A guardalo da fuori, il quadro d’insieme non deve essere stato di facile interpretazione per un osservatore esterno. Nelle ore in cui la Figc ufficializzava la sfiducia piena e definitiva a Gianni Infantino, mettendo nero su bianco l’appoggio ritirato per la corsa al terzo mandato da presidente della Fifa (elezioni in programma a marzo 2027, se Infantino ci arriverà), pezzi del calcio italiano si sono sfilati o hanno evidenziato punti di vista differenti.
O per questioni di politica interna, come nel caso della Lega Serie A per bocca del suo numero uno Enzo Maria Simonelli, oppure per amicizia e vicinanza a Infantino. Lo hanno fatto in rapida successione Javier Zanetti, Francesco Totti, Fabio Cannavaro, Christian Vieri, Marco Materazzi ma anche Esteban Cambiasso che, come del resto Zanetti, è argentino ma percepito come parte del movimento italiano per il suo passato all’Inter.

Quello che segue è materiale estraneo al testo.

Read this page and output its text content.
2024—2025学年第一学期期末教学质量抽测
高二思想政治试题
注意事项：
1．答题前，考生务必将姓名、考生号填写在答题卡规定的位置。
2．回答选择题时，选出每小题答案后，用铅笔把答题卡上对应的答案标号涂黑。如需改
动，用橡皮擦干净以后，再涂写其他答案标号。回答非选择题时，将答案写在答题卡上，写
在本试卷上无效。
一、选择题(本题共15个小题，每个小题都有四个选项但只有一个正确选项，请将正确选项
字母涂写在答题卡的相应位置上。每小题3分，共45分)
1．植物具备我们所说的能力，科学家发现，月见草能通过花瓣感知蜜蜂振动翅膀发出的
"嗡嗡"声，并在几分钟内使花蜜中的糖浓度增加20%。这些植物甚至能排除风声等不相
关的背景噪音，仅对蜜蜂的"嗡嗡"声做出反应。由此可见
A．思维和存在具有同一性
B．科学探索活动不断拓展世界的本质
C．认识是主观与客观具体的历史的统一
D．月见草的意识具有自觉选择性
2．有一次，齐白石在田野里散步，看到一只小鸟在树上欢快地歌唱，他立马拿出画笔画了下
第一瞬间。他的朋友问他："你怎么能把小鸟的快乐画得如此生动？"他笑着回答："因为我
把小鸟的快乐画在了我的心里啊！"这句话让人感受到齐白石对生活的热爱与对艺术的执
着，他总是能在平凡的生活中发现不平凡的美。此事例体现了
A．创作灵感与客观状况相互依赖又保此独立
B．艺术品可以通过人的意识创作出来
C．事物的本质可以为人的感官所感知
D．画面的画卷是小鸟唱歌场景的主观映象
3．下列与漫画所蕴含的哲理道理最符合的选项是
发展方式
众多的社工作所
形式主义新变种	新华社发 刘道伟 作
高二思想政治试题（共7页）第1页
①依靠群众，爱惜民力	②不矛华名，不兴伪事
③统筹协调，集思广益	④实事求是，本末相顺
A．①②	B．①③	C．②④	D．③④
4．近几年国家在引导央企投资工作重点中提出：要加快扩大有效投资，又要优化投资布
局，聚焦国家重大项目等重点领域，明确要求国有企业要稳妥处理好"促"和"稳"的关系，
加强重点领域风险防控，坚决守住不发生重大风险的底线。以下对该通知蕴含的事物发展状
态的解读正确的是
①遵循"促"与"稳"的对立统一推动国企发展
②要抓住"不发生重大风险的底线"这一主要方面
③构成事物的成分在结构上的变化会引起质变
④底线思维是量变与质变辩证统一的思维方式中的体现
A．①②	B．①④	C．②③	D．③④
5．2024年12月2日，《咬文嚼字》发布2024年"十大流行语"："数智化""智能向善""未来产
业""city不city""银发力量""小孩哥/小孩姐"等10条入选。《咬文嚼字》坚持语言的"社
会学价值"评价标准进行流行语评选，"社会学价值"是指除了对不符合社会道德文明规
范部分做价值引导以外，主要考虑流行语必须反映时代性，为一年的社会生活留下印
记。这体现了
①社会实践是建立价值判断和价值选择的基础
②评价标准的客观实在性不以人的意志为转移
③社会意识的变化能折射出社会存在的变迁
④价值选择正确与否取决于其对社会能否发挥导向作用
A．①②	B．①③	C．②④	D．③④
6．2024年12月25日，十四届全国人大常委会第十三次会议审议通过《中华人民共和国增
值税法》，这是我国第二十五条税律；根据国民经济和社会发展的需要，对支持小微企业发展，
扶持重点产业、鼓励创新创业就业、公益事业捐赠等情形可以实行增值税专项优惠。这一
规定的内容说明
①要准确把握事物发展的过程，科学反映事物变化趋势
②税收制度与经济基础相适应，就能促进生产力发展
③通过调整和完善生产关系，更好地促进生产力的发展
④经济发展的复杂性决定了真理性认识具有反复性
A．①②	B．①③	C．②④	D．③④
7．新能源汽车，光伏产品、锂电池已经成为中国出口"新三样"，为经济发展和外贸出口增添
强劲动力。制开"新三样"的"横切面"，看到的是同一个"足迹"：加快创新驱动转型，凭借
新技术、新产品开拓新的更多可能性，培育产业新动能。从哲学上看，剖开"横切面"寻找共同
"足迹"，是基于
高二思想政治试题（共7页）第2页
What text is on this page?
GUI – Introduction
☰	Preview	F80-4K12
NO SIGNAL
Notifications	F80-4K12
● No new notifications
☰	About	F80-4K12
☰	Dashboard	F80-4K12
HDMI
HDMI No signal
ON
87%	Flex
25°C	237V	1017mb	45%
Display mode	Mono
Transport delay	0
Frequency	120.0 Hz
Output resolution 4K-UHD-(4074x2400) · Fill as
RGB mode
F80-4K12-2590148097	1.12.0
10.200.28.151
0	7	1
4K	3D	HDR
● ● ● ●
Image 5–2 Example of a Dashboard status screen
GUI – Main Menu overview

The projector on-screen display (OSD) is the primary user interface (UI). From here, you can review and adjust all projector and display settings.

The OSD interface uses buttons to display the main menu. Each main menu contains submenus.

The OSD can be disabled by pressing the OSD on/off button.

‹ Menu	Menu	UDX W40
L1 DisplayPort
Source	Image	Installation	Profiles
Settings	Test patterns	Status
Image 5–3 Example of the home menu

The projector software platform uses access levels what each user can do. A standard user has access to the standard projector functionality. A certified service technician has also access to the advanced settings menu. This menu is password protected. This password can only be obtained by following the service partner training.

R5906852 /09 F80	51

Il testo della lettera pro-Infantino di Zanetti e degli altri“Negli ultimi 10 anni, abbiamo assistito all’impegno della Fifa e di Gianni Infantino per garantire che i calciatori siano rappresentati nel mondo del calcio, cosa che prima non esisteva” si legge nel messaggio, identico, postato da Zanetti, Cambiasso e da altri ex top player del calcio italiano e mondiale: “Calciatori ed ex calciatori, attraverso il loro coinvolgimento in comitati, progetti e gruppi di lavoro, hanno ora una voce e un ruolo reale nello sport. Le nostre opinioni vengono ascoltate e molte iniziative a beneficio del calcio sono il risultato diretto dei nostri contributi, idee, pianificazione e partecipazione attiva”.
E ancora: “Abbiamo constatato in prima persona come il calcio cambi le vite, migliori le società e porti più opportunità alle persone in tutto il mondo”, prosegue la nota. “Continueremo a sostenere la significativa evoluzione che ha definito questo sport negli ultimi 10 anni, permettendogli di continuare a dare beneficio a ogni nazione che gioca a calcio”.

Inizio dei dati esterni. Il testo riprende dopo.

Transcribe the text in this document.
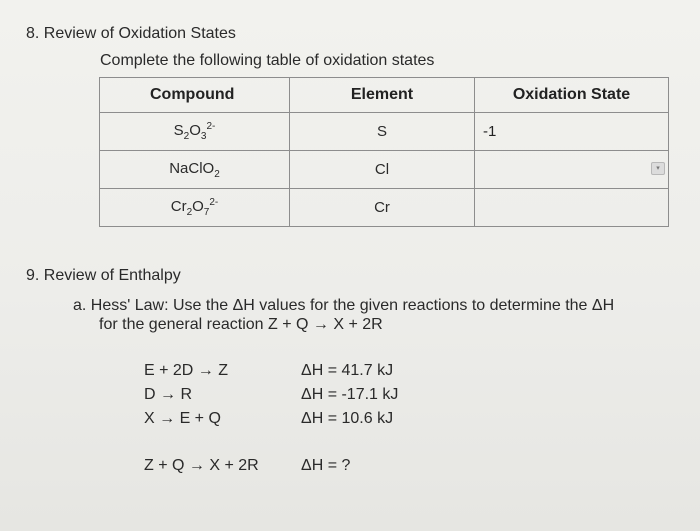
8. Review of Oxidation States
Complete the following table of oxidation states
Compound	Element	Oxidation State
$S_2O_3^{2-}$	S	-1

NaClO$_2$	Cl	▾

$Cr_2O_7^{2-}$	Cr	
9. Review of Enthalpy
a. Hess' Law: Use the ΔH values for the given reactions to determine the ΔH
for the general reaction Z + Q → X + 2R
E + 2D → Z	ΔH = 41.7 kJ
D → R	ΔH = -17.1 kJ
X → E + Q	ΔH = 10.6 kJ
Z + Q → X + 2R	ΔH = ?
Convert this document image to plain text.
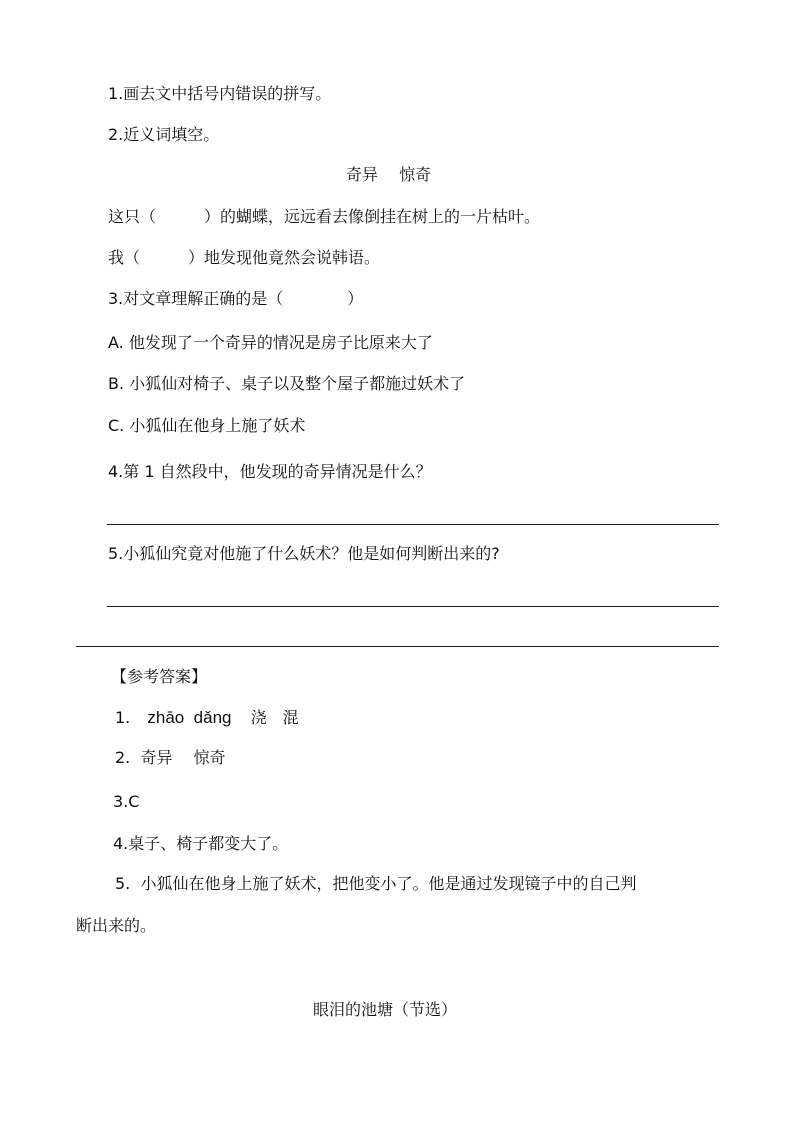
1.画去文中括号内错误的拼写。
2.近义词填空。
奇异　 惊奇
这只（　　　）的蝴蝶，远远看去像倒挂在树上的一片枯叶。
我（　　　）地发现他竟然会说韩语。
3.对文章理解正确的是（　　　　）
A. 他发现了一个奇异的情况是房子比原来大了
B. 小狐仙对椅子、桌子以及整个屋子都施过妖术了
C. 小狐仙在他身上施了妖术
4.第 1 自然段中，他发现的奇异情况是什么？
5.小狐仙究竟对他施了什么妖术？他是如何判断出来的?
【参考答案】
1. zhāo  dǎng 浇　混
2.  奇异　 惊奇
3.C
4.桌子、椅子都变大了。
5.  小狐仙在他身上施了妖术，把他变小了。他是通过发现镜子中的自己判
断出来的。
眼泪的池塘（节选）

Ancora più diretto Cannavaro: “Negli ultimi 10 anni il calcio mondiale è migliorato. Negli ultimi 10 anni i calciatori e le calciatrici sono tornati al centro. Negli ultimi 10 anni Gianni Infantino, alla presidenza della Fifa, ha fatto un gran lavoro. Non riconoscerlo sarebbe intellettualmente scorretto, oltre che una grave forzatura”. Messaggi simili si sono moltiplicati in una pioggia di endorsement a Infantino che ha occupato i social per diverse ore.
L’Italia contro Infantino, ma senza unitàNel caso italiano, però, il cortocircuito è stato immediato anche perché le lettere d’appoggio al numero uno della Fifa da parte degli ex, da anni coinvolti da Infantino nel progetto delle Legends e al suo fianco in tante occasioni pubbliche, ospiti di Zurigo anche nelle tribune degli stadi americani durante l’ultimo e discusso Mondiale, sono arrivate contemporaneamente al distinguo con cui il presidente della Lega Serie A, Ezio Maria Simonelli, ha accolto il comunicato della Figc sulla scelta di campo in vista delle elezioni.
Simonelli ha lamentato la mancata collegialità di Malagò nel decidere di prendere posizione ufficialmente, mettendo ancora una volta in evidenza il mal di pancia della Serie A verso il nuovo capo del calcio: dopo averlo candidato e fatto eleggere, i club si aspettavano di contare di più, ma già nella gestione della vicenda del ct della nazionale si sono sentiti tagliati fuori.
Non è agli atti che la Lega Serie A volesse un posizionamento diverso della Figc sul caso Infantino, anche perché avrebbe significato andare contro la Uefa e tutte le altre federazioni del Vecchio Continente che marciano compatte chiedendo un passo indietro di Infantino. Però l’immagine complessiva è stata di improvvisazione, caos e mancata unità. Con in più il paradosso di Zanetti che si è espresso a parere personale, ma essendo vice presidente dell’Inter del consigliere federale Beppe Marotta ha creato non poco imbarazzo.
La posizione di Zanetti certamente non impegnava e non impegna l’Inter, ma l’asimmetria della valutazione e la scelta del momento non poteva passare inosservata. Situazione notata anche da tanti tifosi nerazzurri. Non l’hanno presa bene ed era il minimo che potesse capitare.